Biographie
Carole David (1954 - ) est une poète et écrivaine québécoise qui a remporté les honneurs du Prix Émile-Nelligan et du Prix des Terrasses Saint-Sulpice de la revue Estuaire. Son langage poétique complexe et frappant porte une enquête sur la structure poétique même, et souligne l’abîme entre la voix écrite et la voix réelle. Allant de la transparence à l’énigme, ses poèmes sollicitent l’accession à la vie, l’ouverture au monde, et le défi de l’amour. Les émotions fortes parsèment ses poèmes et apparaissent à travers des thèmes quotidiens. Sa poésie réside dans le vertige du vivant.
Entrevue
J’ai commencé à lire de la poésie au secondaire. Les premiers poètes dans mes cours de latin et les premiers poèmes d’Ovide, L’art d’aimer et Les métamorphoses, ça m’a marquée. Chez les religieuses, nous lisions la poésie des livres saints et Félix Leclerc. Au cégep, je lisais les surréalistes français. Chez mes parents, il n’y avait pas de livres de poésie alors c’est à l’école que j’en ai lu.
J’ai commencé à écrire sérieusement à la mi-vingtaine. Je n’avais pas confiance en moi, mes études universitaires étaient très théoriques, bien loin de la création. J’ai publié mon premier recueil à 32 ans, je ne m’attendais à rien et j’avais très peur. J’étais bien loin de l’inconscience des vingtenaires ! Et puis ce premier recueil a gagné le Prix Nelligan, ce qui a fait en sorte que je me considère un peu plus comme une poète. Mais j’ai toujours eu le syndrome de l’imposteur. C’est surtout dans la quarantaine-cinquantaine que j’ai accepté de reconnaître le fait que je pouvais être une poète.

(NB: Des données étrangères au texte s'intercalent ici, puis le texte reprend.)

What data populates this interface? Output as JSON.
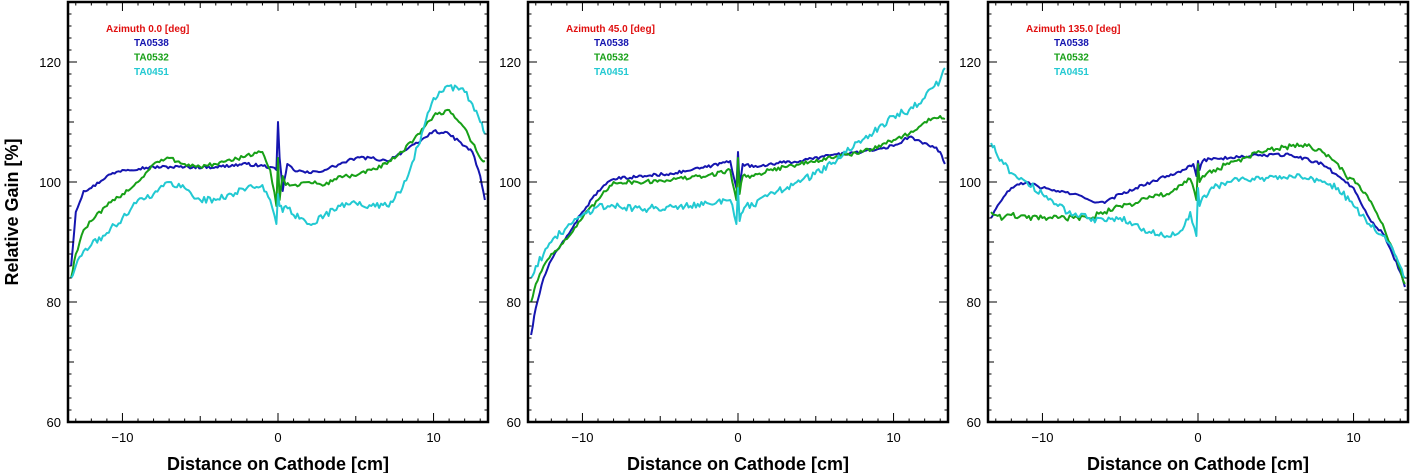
{
  "colors": {
    "TA0538": "#1515b0",
    "TA0532": "#17a017",
    "TA0451": "#22c9d2",
    "annotation": "#e01010"
  },
  "chart_data": [
    {
      "type": "line",
      "annotation": "Azimuth 0.0 [deg]",
      "xlabel": "Distance on Cathode [cm]",
      "ylabel": "Relative Gain [%]",
      "xlim": [
        -13.5,
        13.5
      ],
      "ylim": [
        60,
        130
      ],
      "xticks": [
        -10,
        0,
        10
      ],
      "yticks": [
        60,
        80,
        100,
        120
      ],
      "series": [
        {
          "name": "TA0538",
          "x": [
            -13.3,
            -13,
            -12.5,
            -12,
            -11,
            -10,
            -8,
            -6,
            -4,
            -2,
            -0.5,
            -0.1,
            0,
            0.1,
            0.3,
            0.6,
            1,
            2,
            3,
            4,
            5,
            6,
            7,
            8,
            9,
            10,
            11,
            12,
            12.5,
            13,
            13.3
          ],
          "y": [
            86,
            95,
            98.5,
            99,
            101,
            102,
            102.5,
            102.5,
            102.5,
            103,
            102.5,
            102,
            110,
            104,
            98.5,
            103,
            102,
            101.5,
            102,
            103,
            104,
            104,
            103.5,
            105,
            106.5,
            108.5,
            108,
            106,
            105,
            101,
            97
          ]
        },
        {
          "name": "TA0532",
          "x": [
            -13.3,
            -13,
            -12.5,
            -12,
            -11,
            -10,
            -9,
            -8,
            -7,
            -6,
            -5,
            -4,
            -3,
            -2,
            -1,
            -0.5,
            -0.1,
            0,
            0.1,
            0.3,
            0.5,
            1,
            2,
            3,
            4,
            5,
            6,
            7,
            8,
            9,
            9.5,
            10,
            11,
            12,
            12.5,
            13,
            13.3
          ],
          "y": [
            84,
            88,
            92,
            93.5,
            96,
            98,
            100,
            103,
            104,
            103,
            102.5,
            103,
            103.5,
            104.5,
            105,
            102,
            96,
            104,
            97,
            101,
            99.5,
            99.5,
            100,
            99.5,
            101,
            101,
            102,
            103,
            105,
            108,
            109.5,
            111,
            112,
            109,
            106.5,
            104,
            103.5
          ],
          "noise": 0.35
        },
        {
          "name": "TA0451",
          "x": [
            -13.3,
            -13,
            -12.5,
            -12,
            -11,
            -10,
            -9,
            -8,
            -7,
            -6,
            -5,
            -4,
            -3,
            -2,
            -1,
            -0.5,
            -0.1,
            0,
            0.1,
            0.3,
            0.5,
            1,
            1.5,
            2,
            3,
            4,
            5,
            6,
            7,
            8,
            9,
            10,
            10.5,
            11,
            12,
            12.5,
            13,
            13.3
          ],
          "y": [
            84,
            86,
            88.5,
            89.5,
            91.5,
            94,
            97,
            98,
            100,
            99,
            97,
            97,
            98,
            99,
            99.5,
            97,
            93,
            98,
            96,
            95,
            96,
            94.5,
            94,
            93,
            94.5,
            96,
            96.5,
            96,
            96,
            99,
            106,
            114,
            115,
            116,
            115,
            113,
            110,
            108
          ],
          "noise": 0.55
        }
      ]
    },
    {
      "type": "line",
      "annotation": "Azimuth 45.0 [deg]",
      "xlabel": "Distance on Cathode [cm]",
      "ylabel": "",
      "xlim": [
        -13.5,
        13.5
      ],
      "ylim": [
        60,
        130
      ],
      "xticks": [
        -10,
        0,
        10
      ],
      "yticks": [
        60,
        80,
        100,
        120
      ],
      "series": [
        {
          "name": "TA0538",
          "x": [
            -13.3,
            -13,
            -12.5,
            -12,
            -11,
            -10,
            -9,
            -8,
            -6,
            -4,
            -2,
            -0.5,
            -0.1,
            0,
            0.1,
            0.3,
            1,
            2,
            4,
            6,
            8,
            9,
            10,
            11,
            11.5,
            12,
            12.5,
            13,
            13.3
          ],
          "y": [
            74.5,
            79,
            84,
            87,
            91,
            95,
            98.5,
            100.5,
            101,
            101.5,
            102.5,
            103.5,
            99,
            105,
            99.5,
            103,
            102.5,
            103,
            103.5,
            104.5,
            105,
            105.5,
            106,
            107.5,
            107,
            106.5,
            106,
            105,
            103
          ]
        },
        {
          "name": "TA0532",
          "x": [
            -13.3,
            -13,
            -12.5,
            -12,
            -11,
            -10,
            -9,
            -8,
            -6,
            -4,
            -2,
            -0.5,
            -0.1,
            0,
            0.1,
            0.3,
            1,
            2,
            4,
            6,
            8,
            10,
            11,
            12,
            13,
            13.3
          ],
          "y": [
            80,
            83,
            86,
            88,
            90.5,
            94,
            97,
            100,
            100,
            100.5,
            101,
            102,
            97,
            104,
            98,
            101,
            101,
            102,
            103,
            104,
            105,
            107,
            108,
            110,
            111,
            110.5
          ],
          "noise": 0.35
        },
        {
          "name": "TA0451",
          "x": [
            -13.3,
            -13,
            -12.5,
            -12,
            -11,
            -10,
            -9,
            -8,
            -6,
            -4,
            -2,
            -0.5,
            -0.1,
            0,
            0.1,
            0.3,
            0.5,
            1,
            2,
            4,
            6,
            8,
            10,
            11,
            12,
            13,
            13.3
          ],
          "y": [
            84,
            86,
            88,
            90,
            92.5,
            94.5,
            96,
            96,
            95.5,
            96,
            96.5,
            97,
            93,
            99,
            93.5,
            95,
            96,
            96,
            98,
            100,
            103,
            107,
            111,
            112,
            114,
            117,
            119
          ],
          "noise": 0.6
        }
      ]
    },
    {
      "type": "line",
      "annotation": "Azimuth 135.0 [deg]",
      "xlabel": "Distance on Cathode [cm]",
      "ylabel": "",
      "xlim": [
        -13.5,
        13.5
      ],
      "ylim": [
        60,
        130
      ],
      "xticks": [
        -10,
        0,
        10
      ],
      "yticks": [
        60,
        80,
        100,
        120
      ],
      "series": [
        {
          "name": "TA0538",
          "x": [
            -13.3,
            -13,
            -12.5,
            -12,
            -11,
            -10,
            -9,
            -8,
            -7,
            -6,
            -5,
            -4,
            -3,
            -2,
            -1,
            -0.3,
            -0.1,
            0,
            0.1,
            0.3,
            1,
            2,
            4,
            6,
            8,
            9,
            10,
            11,
            12,
            12.5,
            13,
            13.3
          ],
          "y": [
            94,
            95.5,
            97.5,
            99,
            100,
            99,
            98.5,
            98,
            97,
            96.5,
            98,
            99,
            100,
            101,
            102,
            103,
            101,
            103.5,
            102,
            103.5,
            104,
            104,
            104.5,
            104.5,
            103,
            101,
            99,
            94,
            91,
            88,
            85,
            82.5
          ]
        },
        {
          "name": "TA0532",
          "x": [
            -13.3,
            -13,
            -12.5,
            -12,
            -11,
            -10,
            -9,
            -8,
            -7,
            -6,
            -5,
            -4,
            -3,
            -2,
            -1,
            -0.5,
            -0.1,
            0,
            0.1,
            0.3,
            1,
            2,
            3,
            4,
            5,
            6,
            7,
            8,
            9,
            9.5,
            10,
            11,
            12,
            12.5,
            13,
            13.3
          ],
          "y": [
            95,
            94.5,
            94,
            94.5,
            94,
            94,
            94,
            94,
            94,
            95,
            96,
            96.5,
            97.5,
            98,
            99.5,
            100.5,
            97,
            103,
            100,
            101,
            102,
            103,
            104,
            105,
            105.5,
            106,
            106,
            105,
            103,
            101,
            100.5,
            97,
            92,
            89,
            85.5,
            83
          ],
          "noise": 0.45
        },
        {
          "name": "TA0451",
          "x": [
            -13.3,
            -13,
            -12.5,
            -12,
            -11,
            -10,
            -9,
            -8,
            -7,
            -6,
            -5,
            -4,
            -3,
            -2,
            -1,
            -0.5,
            -0.1,
            0,
            0.1,
            0.3,
            1,
            2,
            3,
            4,
            5,
            6,
            7,
            8,
            9,
            10,
            11,
            12,
            12.5,
            13,
            13.3
          ],
          "y": [
            106.5,
            105,
            103,
            101.5,
            100,
            98,
            96,
            94.5,
            94,
            93.5,
            94,
            93,
            91.5,
            91,
            92,
            95,
            91,
            99,
            96,
            97.5,
            99,
            100,
            100.5,
            100.5,
            101,
            101,
            100.5,
            100,
            99,
            96,
            93,
            91,
            89,
            86,
            84
          ],
          "noise": 0.55
        }
      ]
    }
  ]
}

Le « travail » du poète c’est de résister, de transformer. La poésie est aussi une pensée, ce n’est pas juste renouveler les formes. Le « travail » du poète c’est aussi s’afficher, s’affirmer dans l’écriture poétique pour aller à l’encontre de la facilité et de la communication instantanée et rapide de notre époque. C’est surtout créer un monde, redécouvrir les mots et les choses.
J’ai toujours eu une grande admiration pour les deux poètes en question, Sylvia Plath et Anne Sexton, qui appartiennent à celles qu’on appelle les « filles suicidées ». Je me suis servi du poème pour les mettre en scène dans une rencontre fantasmée dans un hôtel de Boston en train de parler d’écriture en buvant des martinis à une époque ou être une poète femme, ce n’était pas évident. Cette rencontre n’est pas si impossible que ça puisque j’ai lu qu’elles se sont déjà rencontrées dans un atelier d’écriture. C’est donc un poème fantasmé avec deux écrivaines très importantes dans mon parcours. J’ai écrit ce poème pour leur rendre hommage.
Le poème de Catherine Pozzi, « Ave ». J’aime beaucoup cette poète française et « Ave » est un poème comme une prière qui me rappelle le travail des mystiques qui est un autre premier contact que j’ai eu avec la poésie : les écritures de saintes et de saints que j’avais lues quand j’étais au pensionnat. C’est un peu vieillot et archaïque, très loin de ce que j’écris et puisque ça ne me ressemble pas, ça me fascine. Je l’apprendrais par cœur parce que c’est tout un défi aussi.